Payment digitization paints an enticing vision of shopping's future: Simply tap your device against a checkout screen and walk away with your new shoes.
But despite the flashy Apple Pay launch, Apple faces challenges making that vision a reality. The company and other digital wallet providers must convince shoppers that the transactions are safe — especially in the wake of recent high-profile data breaches at Home Depot and Target. Meanwhile, the company must also make a case to retailers that it's worth it for them to invest in new point-of-sale systems.
Many US merchants still aren't sold on the idea. About 220,000 stores are set up to accept Apple Pay. That's only 5.5% of the 3.6 million retail locations in the US, according to the National Retail Federation. The biggest US retailers, including Wal-Mart and Best Buy, are not participating in Apple Pay.
The main reason is cost. Each point-of-sale device, which uses something called near-field communication technology, costs hundreds of dollars, plus hours of worker training. And there's been little customer demand for the systems.
That may change now that Apple has entered the arena, says Gartner analyst, Avivah Litan.
"There's no doubt young people want to use phones to make payments, but they have to have a place to pay," says Litan. She predicts bigger retailers will see how well Apple partners like McDonald's do before they move into mobile payments. If it goes well at other retailers, Wal-Mart and other companies may break down and start taking it," Litan says.
One of the strengths of Apple Pay is its security. Its system uses the company's Touch ID fingerprint technology, a secure chip, and payments that require a one-time security code.
That kind of security — similar to the chip-and-pin credit card system used in Europe — would prevent the type of breaches that happened at Target and Home Depot. And it could be a compelling reason for retailers to adopt Apple Pay, Litan says.

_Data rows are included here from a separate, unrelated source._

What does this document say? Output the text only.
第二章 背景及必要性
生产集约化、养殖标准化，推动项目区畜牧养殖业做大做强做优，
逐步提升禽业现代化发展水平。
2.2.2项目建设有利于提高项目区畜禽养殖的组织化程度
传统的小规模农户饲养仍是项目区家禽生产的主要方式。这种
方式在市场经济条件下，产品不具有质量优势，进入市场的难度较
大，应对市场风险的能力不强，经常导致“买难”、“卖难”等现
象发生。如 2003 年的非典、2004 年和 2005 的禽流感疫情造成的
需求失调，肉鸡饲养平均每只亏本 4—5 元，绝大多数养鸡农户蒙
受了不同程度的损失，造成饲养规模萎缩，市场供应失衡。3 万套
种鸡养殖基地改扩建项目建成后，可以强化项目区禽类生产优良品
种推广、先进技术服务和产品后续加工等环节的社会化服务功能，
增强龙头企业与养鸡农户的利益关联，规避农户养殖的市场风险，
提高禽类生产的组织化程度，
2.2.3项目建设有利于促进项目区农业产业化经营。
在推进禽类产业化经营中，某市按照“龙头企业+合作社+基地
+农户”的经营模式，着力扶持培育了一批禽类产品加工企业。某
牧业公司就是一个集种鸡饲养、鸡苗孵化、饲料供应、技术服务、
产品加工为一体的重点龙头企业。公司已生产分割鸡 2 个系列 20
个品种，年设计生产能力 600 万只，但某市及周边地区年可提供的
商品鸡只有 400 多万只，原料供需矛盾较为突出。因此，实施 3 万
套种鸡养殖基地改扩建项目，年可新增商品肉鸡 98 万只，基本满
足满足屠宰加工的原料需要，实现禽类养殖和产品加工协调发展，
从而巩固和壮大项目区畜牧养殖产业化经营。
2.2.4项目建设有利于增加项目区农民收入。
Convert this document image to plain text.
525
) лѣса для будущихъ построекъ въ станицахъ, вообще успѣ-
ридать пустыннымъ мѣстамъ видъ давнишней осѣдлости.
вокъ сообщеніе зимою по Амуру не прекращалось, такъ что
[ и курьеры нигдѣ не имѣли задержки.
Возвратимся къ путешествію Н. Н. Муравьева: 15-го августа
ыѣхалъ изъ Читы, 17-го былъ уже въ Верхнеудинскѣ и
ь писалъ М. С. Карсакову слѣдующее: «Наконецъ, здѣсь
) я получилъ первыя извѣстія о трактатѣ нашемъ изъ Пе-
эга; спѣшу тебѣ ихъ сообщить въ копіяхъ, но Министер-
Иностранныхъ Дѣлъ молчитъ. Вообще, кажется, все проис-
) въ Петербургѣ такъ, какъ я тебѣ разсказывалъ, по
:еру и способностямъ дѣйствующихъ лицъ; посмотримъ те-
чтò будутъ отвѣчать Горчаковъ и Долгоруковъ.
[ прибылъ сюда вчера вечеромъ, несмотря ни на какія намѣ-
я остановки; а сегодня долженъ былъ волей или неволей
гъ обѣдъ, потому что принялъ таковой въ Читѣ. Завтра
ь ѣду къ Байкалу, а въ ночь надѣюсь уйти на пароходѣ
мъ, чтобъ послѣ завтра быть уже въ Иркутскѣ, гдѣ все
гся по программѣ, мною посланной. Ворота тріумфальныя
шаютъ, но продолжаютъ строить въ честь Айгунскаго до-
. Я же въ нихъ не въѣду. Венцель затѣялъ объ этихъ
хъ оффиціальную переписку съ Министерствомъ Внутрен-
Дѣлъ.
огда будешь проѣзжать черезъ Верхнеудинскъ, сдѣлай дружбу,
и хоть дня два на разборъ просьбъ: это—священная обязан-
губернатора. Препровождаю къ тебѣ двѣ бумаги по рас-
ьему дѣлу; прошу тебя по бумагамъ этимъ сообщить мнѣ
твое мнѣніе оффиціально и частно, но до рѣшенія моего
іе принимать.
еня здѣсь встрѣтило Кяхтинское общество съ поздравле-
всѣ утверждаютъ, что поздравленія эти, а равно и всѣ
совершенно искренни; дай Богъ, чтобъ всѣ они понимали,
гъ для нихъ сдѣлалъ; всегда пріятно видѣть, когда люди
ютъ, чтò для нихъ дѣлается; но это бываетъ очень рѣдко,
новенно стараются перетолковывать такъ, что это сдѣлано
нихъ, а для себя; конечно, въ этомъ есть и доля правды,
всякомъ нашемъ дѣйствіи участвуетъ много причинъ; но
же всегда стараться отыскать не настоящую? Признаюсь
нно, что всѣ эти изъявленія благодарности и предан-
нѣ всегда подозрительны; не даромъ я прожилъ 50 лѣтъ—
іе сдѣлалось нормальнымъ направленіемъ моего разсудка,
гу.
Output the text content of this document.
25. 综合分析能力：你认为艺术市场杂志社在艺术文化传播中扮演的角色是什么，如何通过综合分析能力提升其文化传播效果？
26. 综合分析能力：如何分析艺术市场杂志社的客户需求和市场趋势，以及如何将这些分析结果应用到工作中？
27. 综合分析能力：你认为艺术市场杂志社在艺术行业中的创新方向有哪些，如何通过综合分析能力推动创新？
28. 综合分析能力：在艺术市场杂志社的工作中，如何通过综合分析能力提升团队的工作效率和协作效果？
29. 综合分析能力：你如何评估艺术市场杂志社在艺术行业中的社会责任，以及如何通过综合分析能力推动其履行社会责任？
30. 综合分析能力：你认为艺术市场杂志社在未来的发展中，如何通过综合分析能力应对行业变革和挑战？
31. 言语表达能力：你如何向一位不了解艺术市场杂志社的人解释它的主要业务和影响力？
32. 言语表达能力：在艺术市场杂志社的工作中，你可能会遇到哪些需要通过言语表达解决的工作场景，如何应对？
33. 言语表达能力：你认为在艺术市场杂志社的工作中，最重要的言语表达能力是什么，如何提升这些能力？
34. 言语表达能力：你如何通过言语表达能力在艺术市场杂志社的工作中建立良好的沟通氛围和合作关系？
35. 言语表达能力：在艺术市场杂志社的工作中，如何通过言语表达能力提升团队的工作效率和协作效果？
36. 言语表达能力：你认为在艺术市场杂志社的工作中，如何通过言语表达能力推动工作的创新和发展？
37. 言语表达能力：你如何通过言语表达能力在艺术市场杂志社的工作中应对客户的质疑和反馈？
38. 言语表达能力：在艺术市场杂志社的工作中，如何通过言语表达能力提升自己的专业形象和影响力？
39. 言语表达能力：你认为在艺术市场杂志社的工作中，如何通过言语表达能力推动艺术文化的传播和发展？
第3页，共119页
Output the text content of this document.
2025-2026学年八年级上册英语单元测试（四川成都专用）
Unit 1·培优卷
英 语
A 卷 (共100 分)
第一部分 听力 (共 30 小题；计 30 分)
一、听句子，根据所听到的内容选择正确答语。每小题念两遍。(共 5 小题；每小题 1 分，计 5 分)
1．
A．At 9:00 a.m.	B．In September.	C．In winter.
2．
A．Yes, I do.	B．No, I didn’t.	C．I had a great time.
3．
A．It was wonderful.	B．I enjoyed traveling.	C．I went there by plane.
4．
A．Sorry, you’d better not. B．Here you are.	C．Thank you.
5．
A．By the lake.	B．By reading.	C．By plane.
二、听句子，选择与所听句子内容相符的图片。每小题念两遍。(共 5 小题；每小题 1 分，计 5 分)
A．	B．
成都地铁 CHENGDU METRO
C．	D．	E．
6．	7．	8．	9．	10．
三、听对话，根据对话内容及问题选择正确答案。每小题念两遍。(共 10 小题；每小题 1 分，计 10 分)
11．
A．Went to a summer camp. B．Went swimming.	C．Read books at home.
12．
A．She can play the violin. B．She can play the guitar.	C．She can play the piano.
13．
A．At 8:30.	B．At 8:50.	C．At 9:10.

"If you get enough people using the service, it would cut down on retailers' security costs, and that's why over time it may really take off," she says.
Still, not everyone is convinced that swiping a credit or debit card is that much of an inconvenience in the first place. Bill Ready, head of next generation commerce at PayPal, points out that near-field communication has been around for 10 years without catching on. His vision of the mobile payment future is more akin to an "e-commerce style transaction happening in the physical world," he says.
Even amid the differing visions, most experts agree that the march toward the digitization of payment will continue.
"Someone is going to figure out how to make mobile payments easy and cheap and then we're talking a real shift in consumer behaviour," says Gartner's Litan.